Our results provide evidence that the scaling relationship between the total centromere and genome size, initially observed in grasses [6, 11], is universal for all Eukaryotes (Fig. 2). Although the estimates of total centromere sizes using the immunofluorescence method are likely to be overestimated, this overestimation is consistent across the species analyzed (Fig. 2), and more importantly, the data obtained by immunofluorescence show the same relationship between the total centromere size and genome size as the data obtained by ChIP-seq (Fig. 2). Thus, we can conclude that immunofluorescence measurement of the total centromere size is a reliable method for the type of comparative analysis used in this study.
The independence of the relationship between the total centromere size and genome size on phylogenetic relatedness (see Results) means that it remains the same whether we look at closely or distantly related species, implying that Eukaryotes share a mechanism maintaining a stable proportion of functional centromere to genome size. The potential mechanism also appears the same for taxa with monocentric, metapolycentric, or holocentric chromosomes because the relationship between total centromere size and genome size does not change with chromosome type (Fig. 2), and the proportion of genome occupied by centromeres is stable within each chromosome type (Fig. 3). The mechanism responsible for the strong dependence of total centromere size on genome size may stem from intracellular scaling principles [10] that maintain the size ratio of intracellular components to ensure their proper function [14], perhaps via regulation of the amount of available CenH3, directly or indirectly through chaperones or licensing factors. The larger centromere proportions in metapolycentrics and holocentrics (Fig. 3) could imply a higher concentration of available CenH3 in these organisms. Zhang and Dawe [6] hypothesized that a species’ genome size determines its total centromere area required to stabilize the spindle. They also surmised that the total centromere area is equally distributed to individual chromosomes [6]. Individual centromeres of uniform sizes could contribute to proper congression and segregation because chromosomes with too large or too small functional centromeres tend to missegregate and get lost [15–19]. This would also mean that, within a karyotype, functional centromere size does not vary with chromosome size, a notion that has been supported by showing that small chromosomes of maize introduced into oat equalized their centromere sizes with large chromosomes of oat [9]. However, reports from studies on human [16, 20, 21], fescue hybrid [11, 22], Arabidopsis [23], and recently from maize [10] suggest that a moderate within-karyotype correlation between the size of chromosomes and their centromeres may exist.
The reason for such a within-karyotype correlation is unclear, but it appears that for a chromosome of a specific size, there is a lower limit of kinetochore size reflecting the minimum number of kinetochore microtubules required for proper chromosomal segregation [24–26]. Chromosomes whose kinetochore size falls below this limit are more likely to be lost during repeated rounds of cell division [16, 24–26]. Thus, a sufficiently significant increase in chromosome size could require a corresponding increase in kinetochore size, and/or an increase in kinetochore size could allow an increase in chromosome size.
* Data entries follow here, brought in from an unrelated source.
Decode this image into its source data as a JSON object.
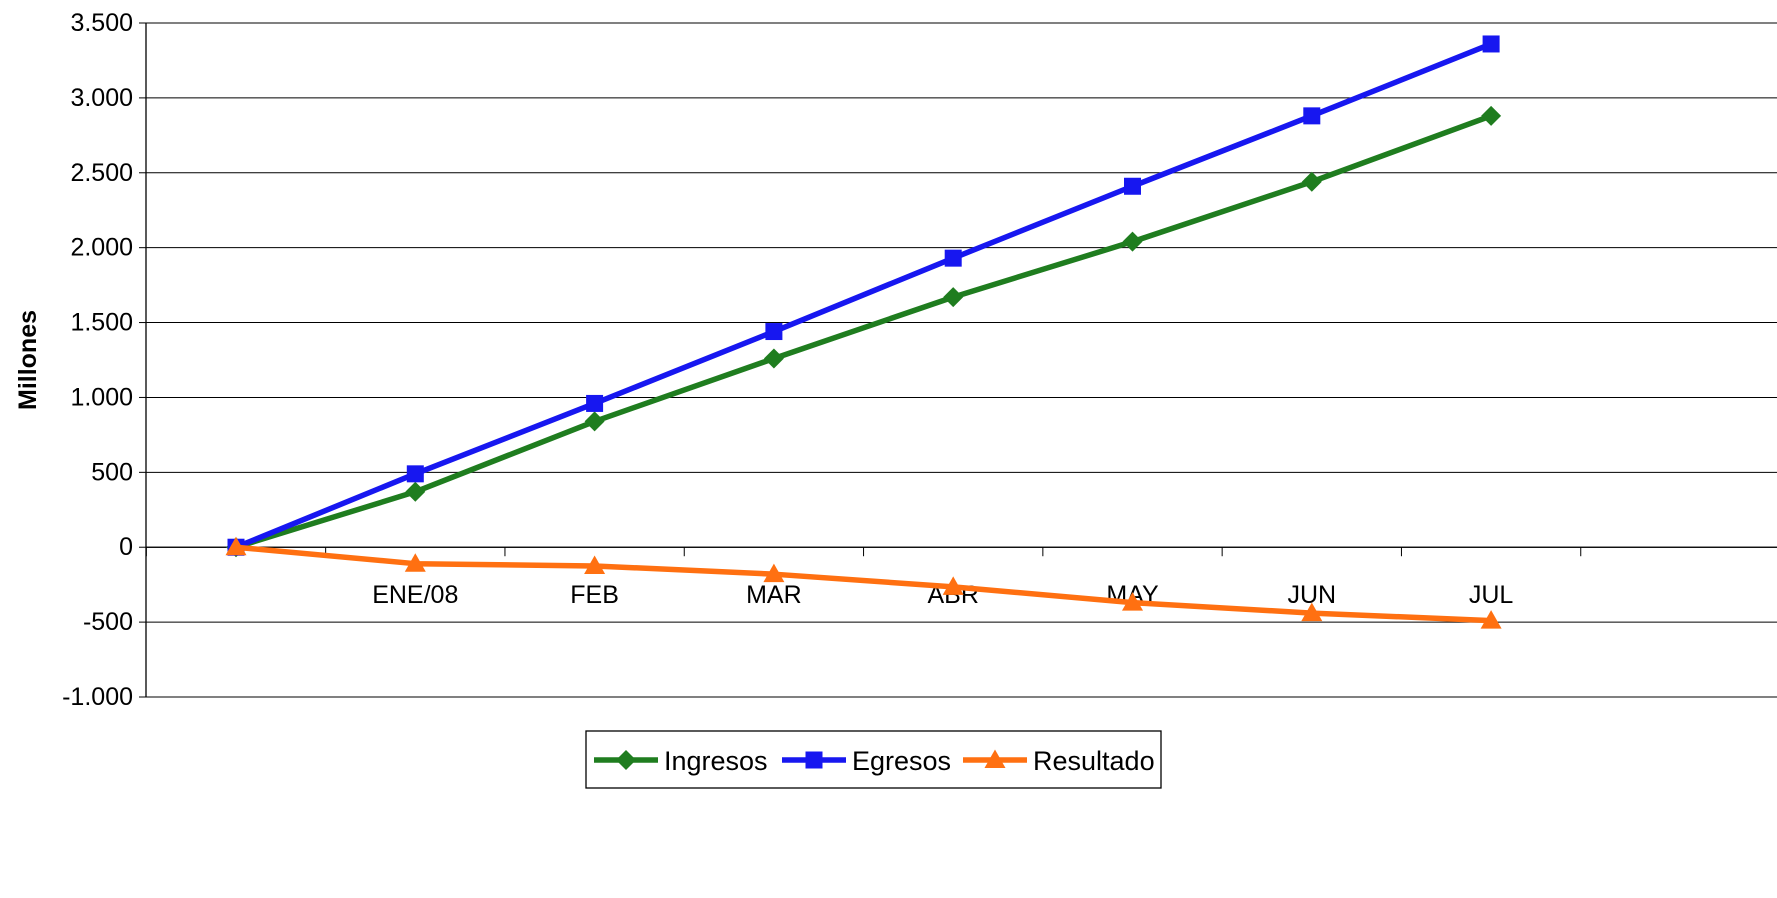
{
  "chart_data": {
    "type": "line",
    "title": "",
    "xlabel": "",
    "ylabel": "Millones",
    "ylim": [
      -1000,
      3500
    ],
    "yticks": [
      -1000,
      -500,
      0,
      500,
      1000,
      1500,
      2000,
      2500,
      3000,
      3500
    ],
    "ytick_labels": [
      "-1.000",
      "-500",
      "0",
      "500",
      "1.000",
      "1.500",
      "2.000",
      "2.500",
      "3.000",
      "3.500"
    ],
    "categories": [
      "",
      "ENE/08",
      "FEB",
      "MAR",
      "ABR",
      "MAY",
      "JUN",
      "JUL"
    ],
    "grid": "horizontal",
    "legend_position": "bottom-center",
    "series": [
      {
        "name": "Ingresos",
        "color": "#1f7d1f",
        "marker": "diamond",
        "values": [
          0,
          370,
          840,
          1260,
          1670,
          2040,
          2440,
          2880
        ]
      },
      {
        "name": "Egresos",
        "color": "#1717f0",
        "marker": "square",
        "values": [
          0,
          490,
          960,
          1440,
          1930,
          2410,
          2880,
          3360
        ]
      },
      {
        "name": "Resultado",
        "color": "#ff7011",
        "marker": "triangle",
        "values": [
          0,
          -110,
          -125,
          -180,
          -265,
          -370,
          -440,
          -490
        ]
      }
    ]
  }
}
Changes in the size of individual kinetochores could occur either by drift or as a result of deterministic processes such as centromeric or holokinetic drive [27, 28]. It is, therefore, possible there are two antagonistic processes affecting centromere size. The first equalizes the size of individual centromeres (and possibly even entire chromosomes) to ensure proper chromosome behavior during cell division on a cellular level. By contrast, the second process operates on the level of individual chromosomes and may cause centromere and chromosome size divergence within a single karyotype. As the correlation between the total centromere size and genome size (Fig. 2 here; [6, 11]) is much stronger than the within-karyotype correlation between sizes of individual chromosomes and their centromeres [10, 16], it seems likely that the mechanism keeping centromeres of similar sizes prevails.